There were also a lot of people milling around makeshift tables where people were buying and selling things, and there seemed to be a crap game in progress.

Myrtle was so intent on the play, following the Spanish words, that she did not notice the three teenage boys starting to circle us.

I knew they would go after Myrtle first because of her size, so quick as a wink I yanked her purse out of her hand even as one boy tried to grab for it, and in a really neat martial arts move, I pirouetted and swung around, belting him with her purse. 

Myrtle screamed her famous scream and the boys of course melted into the crowd as I smiled and clapped my hands and yelled, “Bravo, bravo!” 

The spectators did not seem to appreciate my spontaneous outburst of applause, which unfortunately brought the play to a screeching halt. I decided it was time to get Myrtle and me out of there.

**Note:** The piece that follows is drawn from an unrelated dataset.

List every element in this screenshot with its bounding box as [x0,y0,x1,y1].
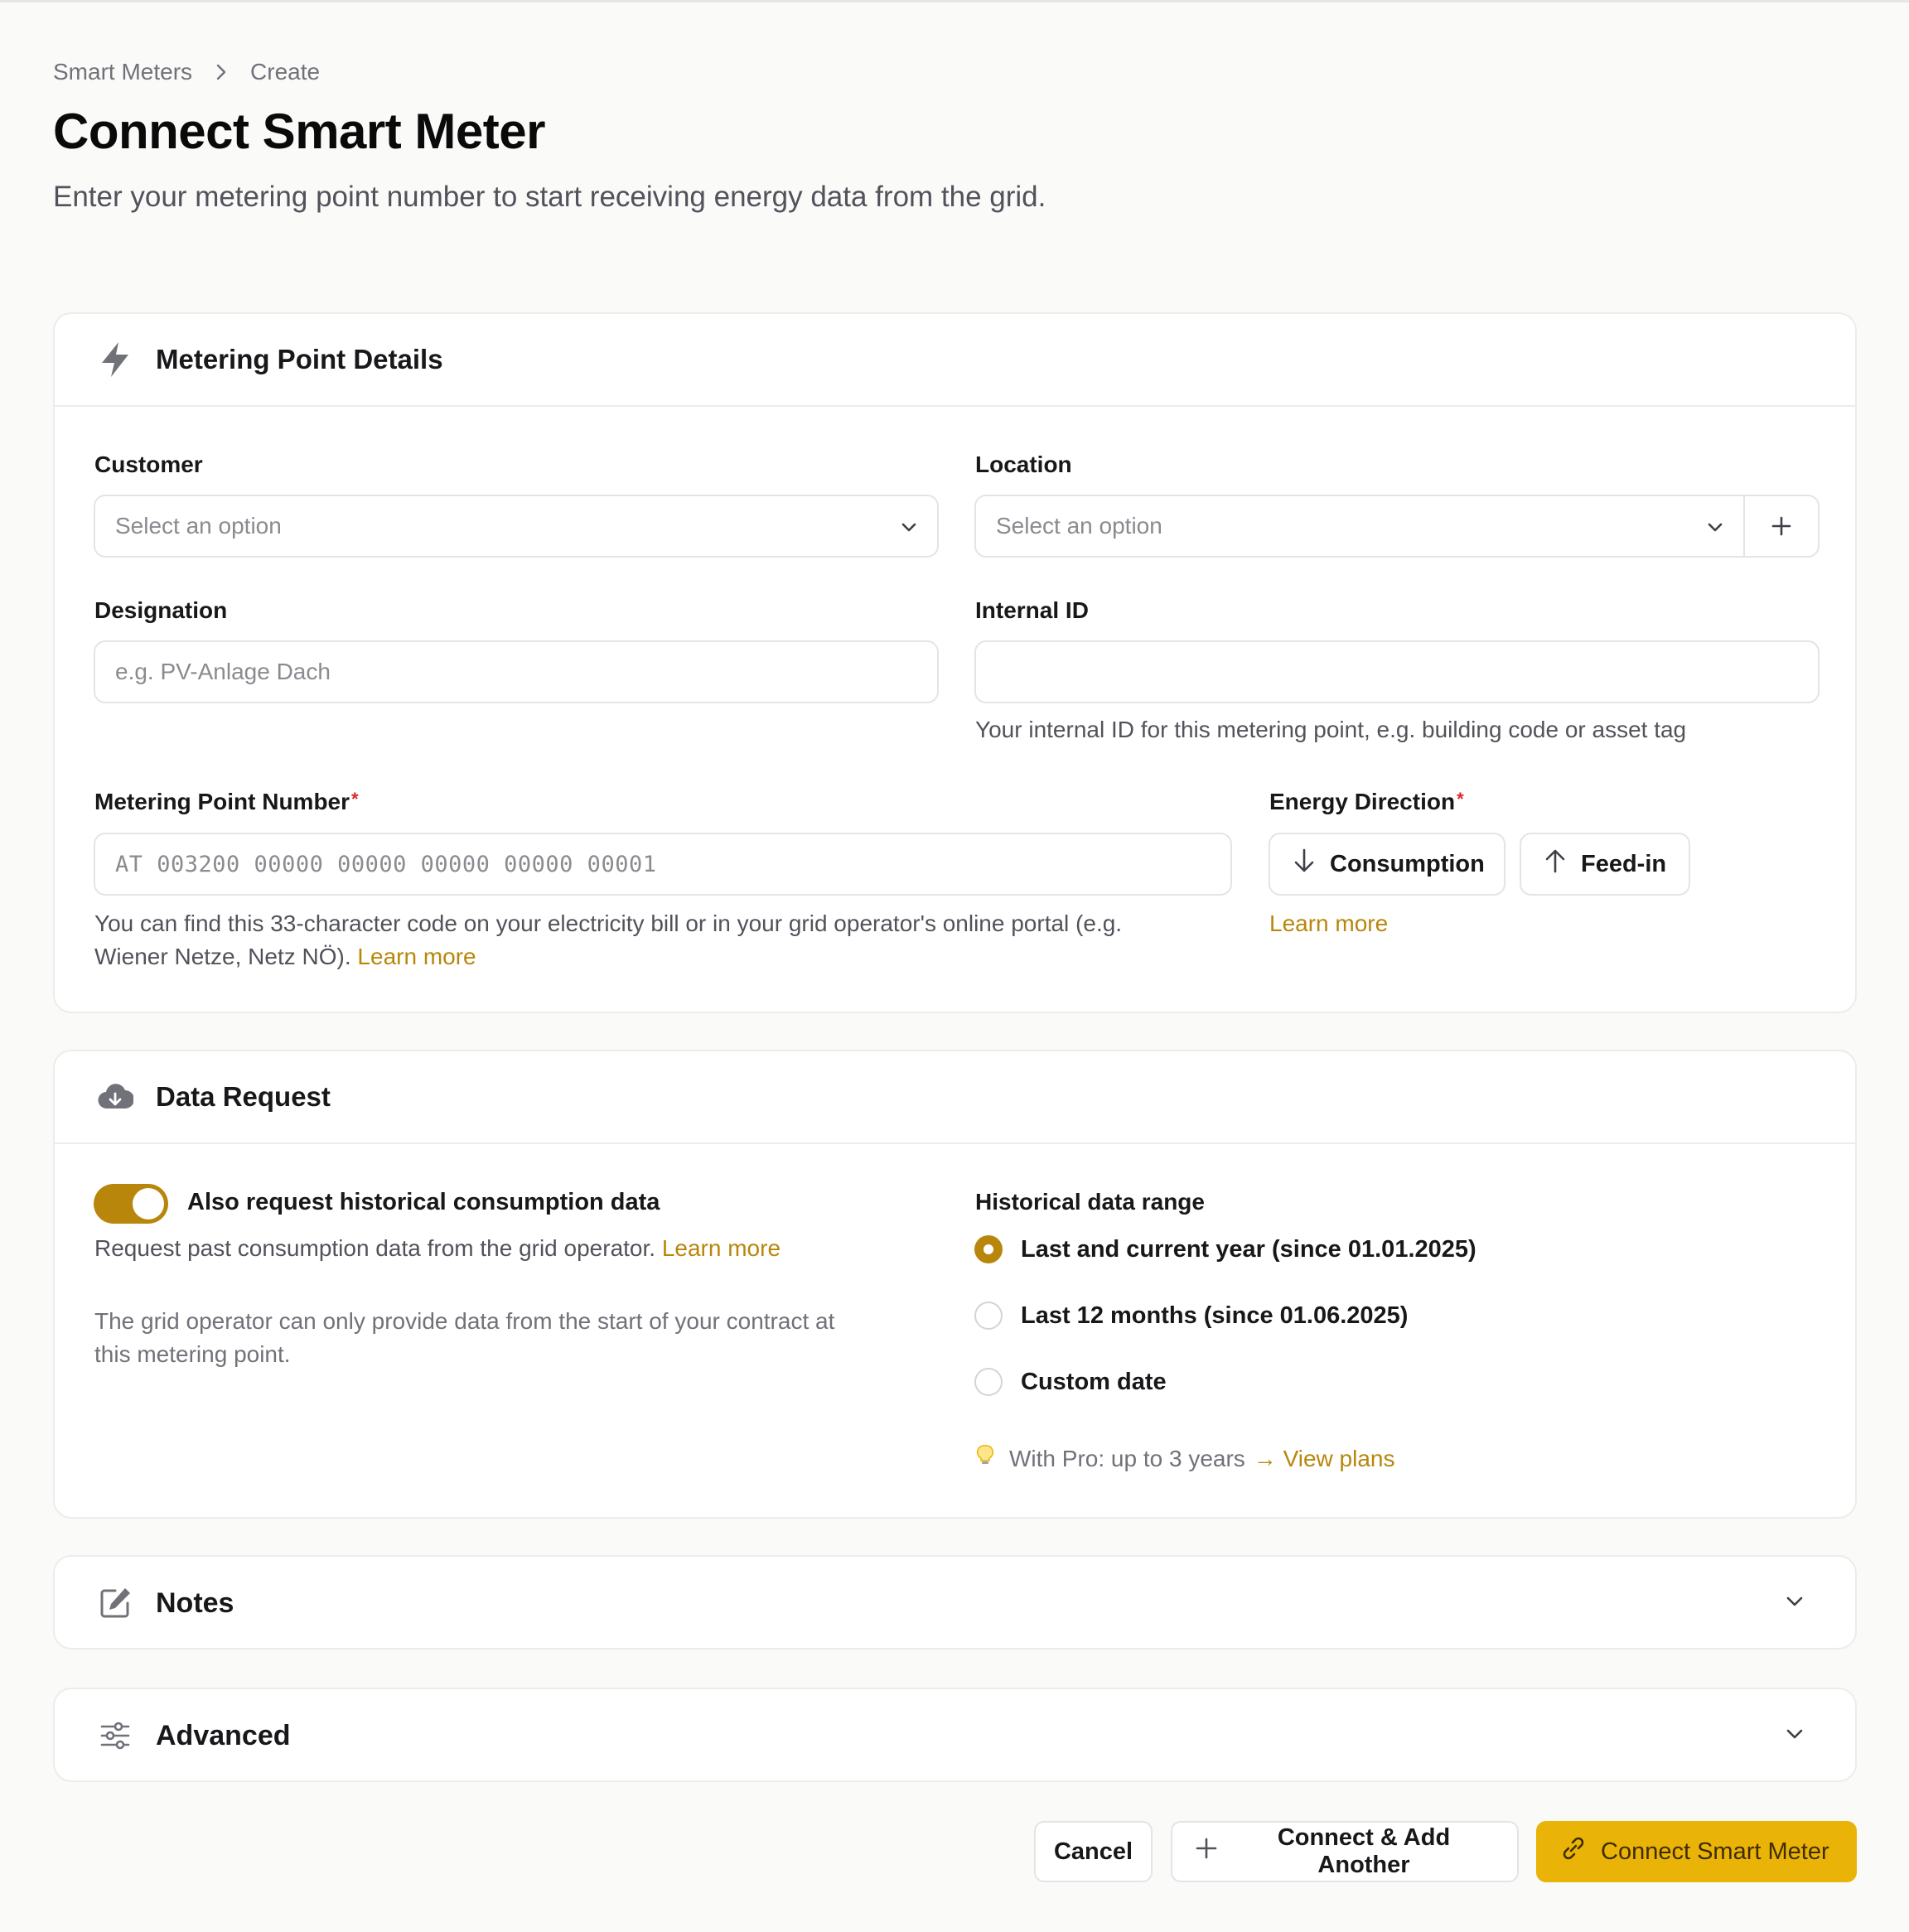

But I was pretty proud of myself, and after we got back to the hotel, Myrtle was surprisingly effusive in her gratitude, even to buying me a Pisco Sour. 

I even had two, because I thought maybe it would get rid of my headache. 

No luck. That headache stayed with me all night. I walked the hall, drank water, chewed coca leaves, ate crackers, even soaked my head in cold water. 

Finally, about 4:00 am I sat by the window and fell into an exhausted sleep with my head smushed up against the window pane. When I woke with a jerk an hour or so later, my headache was gone! Wow! Myrtle called it Inca magic.